October 19, 1934, Pages 1, 3
Two Hundred Hold
Meeting to Protest
CCNY Suspensions
Adopt Resolutions Demanding
Reinstatement of Students,
Ousting of
Pres. Robinson
Two hundred Brooklyn
College students attended a meeting on Wednesday to protest the
suspension or debarrment from classes of sixteen City College students
for their part in the anti-fascist demonstration on October 9. The
Brooklyn College meeting was called by the National Student League and
the Student League for Industrial Democracy, organizations not
officially recognized by Student Council.
Morris Milgram, a
debarred student, urged the students to support the student body of
City College in its struggle to reinstate the suspended students and to
oust President Frederick Robinson.
The assembled
students passed unanimously the following resolution:
"Be it hereby
resolved that we, students of Brooklyn College, in mass meeting
assembled, do strongly condemn the action of the City College
administration in regard to the suppression of the anti-fascist
students, and demand that the sixteen suspended students and the
Student Council be immediately reinstated, and that the freshman
vigilante committee be dissolved and that the proposed investigation of
the student newspapers, Student and Campus immediately
be dropped."
The meeting also
passed a resolution calling for the ousting of President Robinson
(Continued on page 3)
because we as Brooklyn College students see in the actions of
President Robinson incipient Fascism, which may spread throughout
American colleges; we demand that the Board of, Higher Education oust
President Robinson."
A mock trial of
President Robinson will he held on Friday, October 10, at Weber Hall,
119 East Eleventh Street, at eight p.m.

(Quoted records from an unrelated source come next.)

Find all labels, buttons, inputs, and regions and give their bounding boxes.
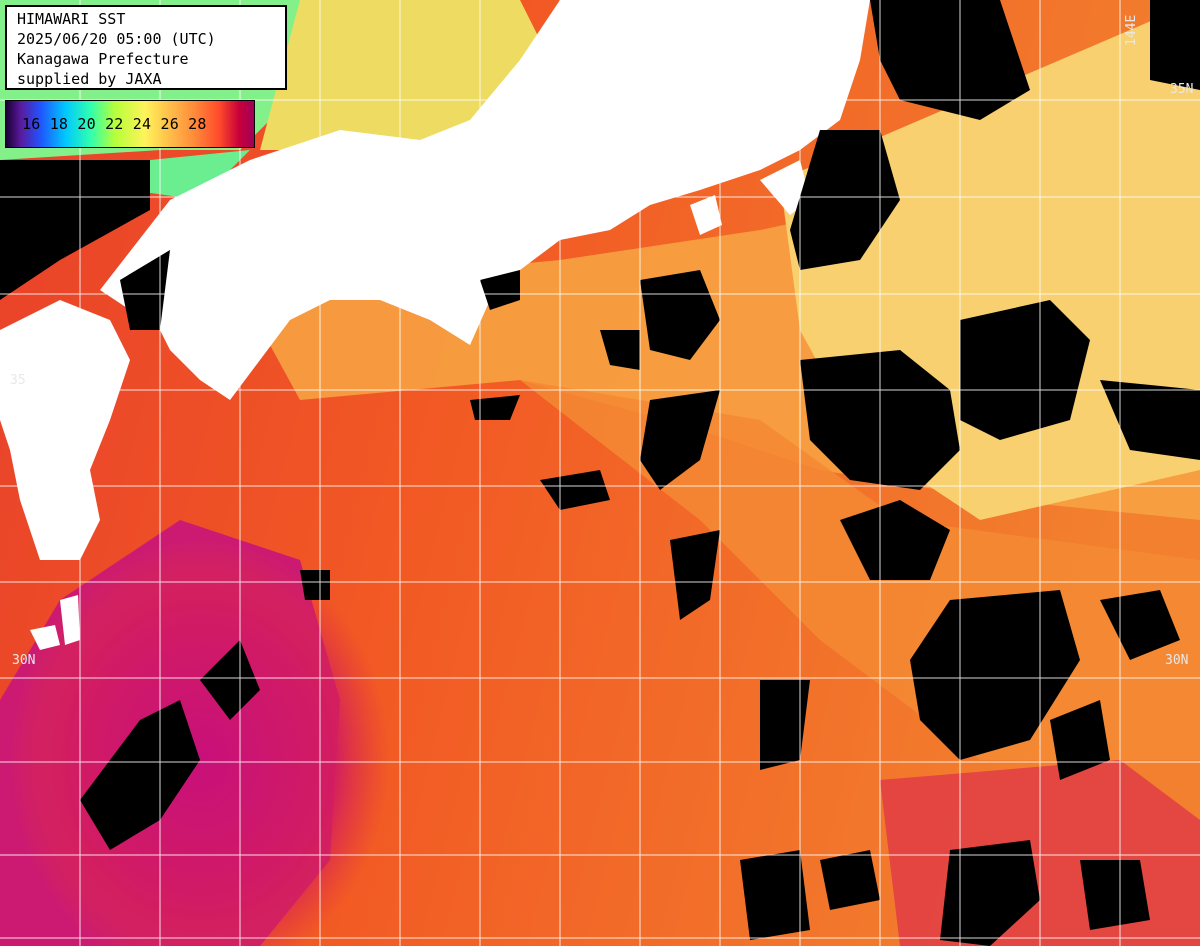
warm-pool-halo	[10, 540, 390, 946]
land-shikoku	[240, 245, 360, 300]
lat-label-30n-left: 30N	[12, 653, 36, 668]
land-island-sw	[30, 625, 60, 650]
land-izu	[690, 195, 722, 235]
land-kyushu	[0, 300, 130, 560]
data-credit: supplied by JAXA	[17, 70, 162, 88]
temperature-legend: 16 18 20 22 24 26 28	[5, 100, 255, 148]
publisher: Kanagawa Prefecture	[17, 50, 189, 68]
observation-time: 2025/06/20 05:00 (UTC)	[17, 30, 216, 48]
legend-tick-labels: 16 18 20 22 24 26 28	[22, 115, 207, 133]
product-title: HIMAWARI SST	[17, 10, 126, 28]
lat-label-30n-right: 30N	[1165, 653, 1189, 668]
land-island-s	[60, 595, 80, 645]
lat-label-35n-right: 35N	[1170, 82, 1194, 97]
lat-label-35-left: 35	[10, 373, 26, 388]
lon-label-144e: 144E	[1124, 14, 1139, 46]
land-chiba	[760, 160, 810, 215]
info-box: HIMAWARI SST 2025/06/20 05:00 (UTC) Kana…	[5, 5, 287, 90]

The trial is under the auspices
of the National Student League and the plaintiffs are Edwin Alexander,
suspended City College student, Ruth Rosenthal, a Hunter student and
Herbert George Loddies, expelled from Wagner College in Staten Island
for anti-fascist activity. Joseph Starobin, expelled from City College
in May, 1933, because of the Jingo Day demonstration, will be
prosecuting attorney and Theodore Draper, editor of the Student
Review, will sum up for the defense. The presiding judge will be
Donald Henderson, expelled instructor from Columbia University.